15 Mooser May 3, 2009 at 5:23 pm

"As a Jew, as someone who has identified with Israel for his entire life, it is profoundly painful to me to admit the honest truth of this day: that Israel’s founding is inextricably bound up with its dispossession of the indigenous inhabitants of the land. In the end, Yom Ha’atzmaut and what the Palestinian people refer to as the Nakhba are two inseparable sides of the same coin. And I simply cannot separate these two realities any more." To figure that out he went to Rabbi College? The man's a genius! I bet he even knows why his checking account is empty after he spends all his money! "And I simply cannot separate these two realities any more." Excuse me, I'm gonna go lie down still I stop shaking.

16 Mooser May 3, 2009 at 5:52 pm

"Of course I upset you, because you are a left-liberal with a big government left-liberal political agenda, and possibly Jewish, so you don't want to examine the fact that you may well be an heir to the murderous Jewish Bolsheviks just as current ethnic German neo-Nazis are heirs to the those of Nazi Germany." There, see how simple that is? And sense, does it make sense? Why was I not able to perceive I was the heir to the murderous Jewish Bolsheviks? Could it be due to the brain-warshing I received from the Secular Humanists? And I thought all my relatives voted Republican!

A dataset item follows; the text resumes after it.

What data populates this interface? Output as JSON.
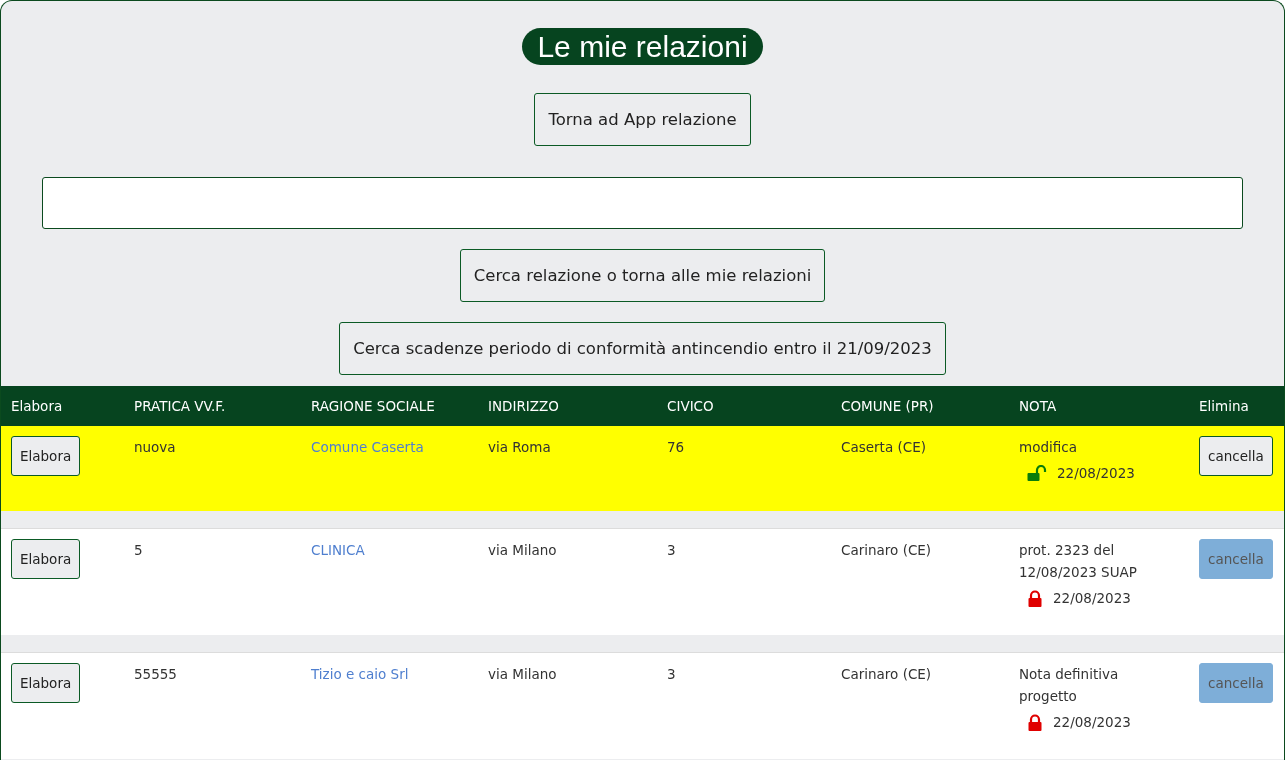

17 Citizen May 3, 2009 at 6:01 pm

Mooser, don't worry, you are not the heir talked about. You clearly got the right point. As you said, how hard is it?

18 Mooser May 4, 2009 at 3:01 pm

"Jewish Bolshevism and its partnership with Stalanists in the Soviet holocaust State-organized mass murder of millions… Not to mention the Jewish alliance with Secular Humanism, Swinger's Clubs, and NAMBLA. Jews! Where ever you go, there they are!

19 Mooser May 4, 2009 at 3:04 pm

"As you said, how hard is it?" That must have been what the Hungarian guy Kafka saw at the asylum was checking, huh? And yes, I am most certainly their heir. I'm piratically a red-diaper baby.